On the one hand, of course they are! Very few GOP lawmakers are actively and consistently touting vaccination as a crucial weapon against the coronavirus, and most Republicans—or at least those making the biggest spectacle of themselves—are actively attacking pandemic mitigation efforts like vaccine and mask mandates.
But part of what underlies those dismal GOP numbers is the fact that at least some Republican voters don't think their party is doing enough to control the pandemic—31% of registered Republicans, in fact, according to the crosstabs. That's a sizable number of GOP defections in these partisan times, and presumably many of them are vaccinated Republicans who are dismayed by their party's downright lethal, pro-plague policy stances.
Only a bare majority of GOP voters, 52%, think their leaders are doing enough to combat the virus and, again, presumably the bulk of them are pandemic-denying anti-vaxxer mask-refusers anyway. Here's the partisan breakdown of whether voters think GOP elected officials are doing enough to control the pandemic:
The reason this seemed worth revisiting is that it's possible that the GOP death squad could manage to alienate a sliver of their own voters by their flagrant disregard for public health and human life alike.

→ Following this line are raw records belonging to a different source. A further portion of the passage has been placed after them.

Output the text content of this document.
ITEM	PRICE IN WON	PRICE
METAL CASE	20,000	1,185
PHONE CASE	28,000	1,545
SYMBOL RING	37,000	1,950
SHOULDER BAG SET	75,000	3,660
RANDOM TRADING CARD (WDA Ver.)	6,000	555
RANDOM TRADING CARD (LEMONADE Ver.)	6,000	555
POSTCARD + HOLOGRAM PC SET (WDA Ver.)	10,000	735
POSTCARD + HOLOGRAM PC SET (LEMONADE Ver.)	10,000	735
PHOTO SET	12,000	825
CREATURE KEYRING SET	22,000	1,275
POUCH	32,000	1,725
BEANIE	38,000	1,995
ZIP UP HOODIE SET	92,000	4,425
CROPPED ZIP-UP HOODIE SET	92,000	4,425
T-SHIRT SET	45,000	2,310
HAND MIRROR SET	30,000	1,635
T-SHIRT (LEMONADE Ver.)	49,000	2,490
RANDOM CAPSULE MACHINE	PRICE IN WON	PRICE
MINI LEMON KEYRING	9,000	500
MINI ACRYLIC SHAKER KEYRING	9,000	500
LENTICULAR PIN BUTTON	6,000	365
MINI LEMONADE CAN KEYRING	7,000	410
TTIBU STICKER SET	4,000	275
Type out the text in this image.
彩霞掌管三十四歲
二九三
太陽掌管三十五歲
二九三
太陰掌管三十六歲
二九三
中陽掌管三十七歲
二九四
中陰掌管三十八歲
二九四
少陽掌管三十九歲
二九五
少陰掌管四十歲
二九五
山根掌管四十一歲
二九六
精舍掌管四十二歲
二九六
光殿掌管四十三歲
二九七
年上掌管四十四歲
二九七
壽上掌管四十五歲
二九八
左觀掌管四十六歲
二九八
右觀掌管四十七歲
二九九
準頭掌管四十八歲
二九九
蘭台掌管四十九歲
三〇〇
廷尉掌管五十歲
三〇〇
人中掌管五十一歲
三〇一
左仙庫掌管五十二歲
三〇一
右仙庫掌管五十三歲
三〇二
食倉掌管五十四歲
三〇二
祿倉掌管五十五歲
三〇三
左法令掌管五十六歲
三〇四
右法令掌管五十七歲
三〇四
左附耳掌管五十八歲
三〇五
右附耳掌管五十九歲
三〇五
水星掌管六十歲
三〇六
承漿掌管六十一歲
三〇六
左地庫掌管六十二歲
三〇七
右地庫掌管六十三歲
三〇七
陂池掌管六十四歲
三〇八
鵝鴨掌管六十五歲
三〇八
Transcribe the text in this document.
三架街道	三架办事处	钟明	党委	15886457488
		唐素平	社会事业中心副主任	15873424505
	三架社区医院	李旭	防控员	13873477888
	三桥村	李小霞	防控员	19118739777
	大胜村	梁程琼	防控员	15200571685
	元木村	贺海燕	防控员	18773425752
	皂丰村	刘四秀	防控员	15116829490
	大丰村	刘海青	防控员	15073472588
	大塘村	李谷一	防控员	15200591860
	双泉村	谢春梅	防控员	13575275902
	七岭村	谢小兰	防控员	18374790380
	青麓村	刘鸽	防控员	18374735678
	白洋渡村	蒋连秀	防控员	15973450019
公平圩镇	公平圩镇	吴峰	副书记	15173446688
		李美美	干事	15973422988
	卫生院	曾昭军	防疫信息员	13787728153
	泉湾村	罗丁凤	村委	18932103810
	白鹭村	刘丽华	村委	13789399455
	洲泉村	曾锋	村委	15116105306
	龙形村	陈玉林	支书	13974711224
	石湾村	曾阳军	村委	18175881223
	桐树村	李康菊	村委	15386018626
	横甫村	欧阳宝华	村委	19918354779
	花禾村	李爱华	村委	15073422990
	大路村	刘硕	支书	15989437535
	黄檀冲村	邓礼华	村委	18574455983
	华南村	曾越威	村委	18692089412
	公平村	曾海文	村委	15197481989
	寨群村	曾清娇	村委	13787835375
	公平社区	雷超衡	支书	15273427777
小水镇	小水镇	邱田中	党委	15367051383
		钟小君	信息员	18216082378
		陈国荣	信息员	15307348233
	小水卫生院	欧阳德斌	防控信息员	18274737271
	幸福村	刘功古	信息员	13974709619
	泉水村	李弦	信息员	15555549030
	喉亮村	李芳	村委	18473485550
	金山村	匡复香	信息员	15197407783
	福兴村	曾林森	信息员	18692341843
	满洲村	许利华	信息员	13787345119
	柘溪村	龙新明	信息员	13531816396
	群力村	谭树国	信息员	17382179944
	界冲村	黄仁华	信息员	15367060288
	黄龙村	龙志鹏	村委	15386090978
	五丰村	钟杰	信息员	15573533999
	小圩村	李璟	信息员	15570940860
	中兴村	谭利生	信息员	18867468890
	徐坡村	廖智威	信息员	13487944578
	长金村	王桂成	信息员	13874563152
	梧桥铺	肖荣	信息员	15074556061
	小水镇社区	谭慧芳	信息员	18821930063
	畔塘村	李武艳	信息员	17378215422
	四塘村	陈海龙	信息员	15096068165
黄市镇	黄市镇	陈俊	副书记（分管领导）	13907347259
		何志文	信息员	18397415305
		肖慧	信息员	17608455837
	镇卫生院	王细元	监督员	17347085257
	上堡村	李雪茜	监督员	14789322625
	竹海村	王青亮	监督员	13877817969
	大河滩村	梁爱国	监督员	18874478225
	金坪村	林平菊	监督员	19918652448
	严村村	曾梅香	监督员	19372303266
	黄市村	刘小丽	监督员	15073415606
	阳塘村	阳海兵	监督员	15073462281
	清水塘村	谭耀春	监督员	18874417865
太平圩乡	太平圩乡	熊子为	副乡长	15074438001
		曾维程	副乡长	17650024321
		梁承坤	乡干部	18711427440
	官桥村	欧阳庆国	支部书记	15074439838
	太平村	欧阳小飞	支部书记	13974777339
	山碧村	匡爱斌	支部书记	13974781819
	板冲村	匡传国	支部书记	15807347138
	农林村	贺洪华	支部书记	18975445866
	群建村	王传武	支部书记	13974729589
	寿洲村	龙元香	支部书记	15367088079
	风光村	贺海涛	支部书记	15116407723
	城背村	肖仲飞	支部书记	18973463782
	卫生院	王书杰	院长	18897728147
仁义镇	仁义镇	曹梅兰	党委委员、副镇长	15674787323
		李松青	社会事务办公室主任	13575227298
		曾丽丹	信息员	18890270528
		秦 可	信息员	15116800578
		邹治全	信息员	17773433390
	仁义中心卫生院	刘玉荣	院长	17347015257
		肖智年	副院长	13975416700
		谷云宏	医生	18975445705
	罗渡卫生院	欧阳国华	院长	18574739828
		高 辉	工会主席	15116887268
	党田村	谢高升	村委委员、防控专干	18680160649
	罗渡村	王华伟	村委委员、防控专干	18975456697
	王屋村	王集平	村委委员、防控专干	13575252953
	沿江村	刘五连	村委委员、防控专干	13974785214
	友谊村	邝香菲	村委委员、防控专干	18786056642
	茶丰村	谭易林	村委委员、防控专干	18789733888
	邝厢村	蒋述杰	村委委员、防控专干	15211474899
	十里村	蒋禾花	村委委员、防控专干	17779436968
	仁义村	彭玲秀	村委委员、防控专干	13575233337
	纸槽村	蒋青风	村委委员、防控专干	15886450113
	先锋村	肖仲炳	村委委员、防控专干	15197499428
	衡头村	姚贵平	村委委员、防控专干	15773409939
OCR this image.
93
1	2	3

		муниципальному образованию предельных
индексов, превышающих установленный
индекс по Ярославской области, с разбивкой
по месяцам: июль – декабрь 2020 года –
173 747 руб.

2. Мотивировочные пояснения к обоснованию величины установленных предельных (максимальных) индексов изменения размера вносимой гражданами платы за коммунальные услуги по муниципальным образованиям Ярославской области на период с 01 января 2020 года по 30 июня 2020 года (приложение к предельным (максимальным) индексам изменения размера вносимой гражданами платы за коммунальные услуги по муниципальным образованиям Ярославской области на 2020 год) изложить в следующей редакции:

In other words, could vaccination status start to become some sort of fault line within the GOP on a greater number of issues, leaving Democrats an opening with a sliver of those voters?
That's a completely unproven theory, but certainly vaccination status is more predictive than partisanship of whether someone supports the president's vaccine mandates, for instance.
Whether that pandemic dismay among a segment of GOP voters could bleed into other policy areas is the question.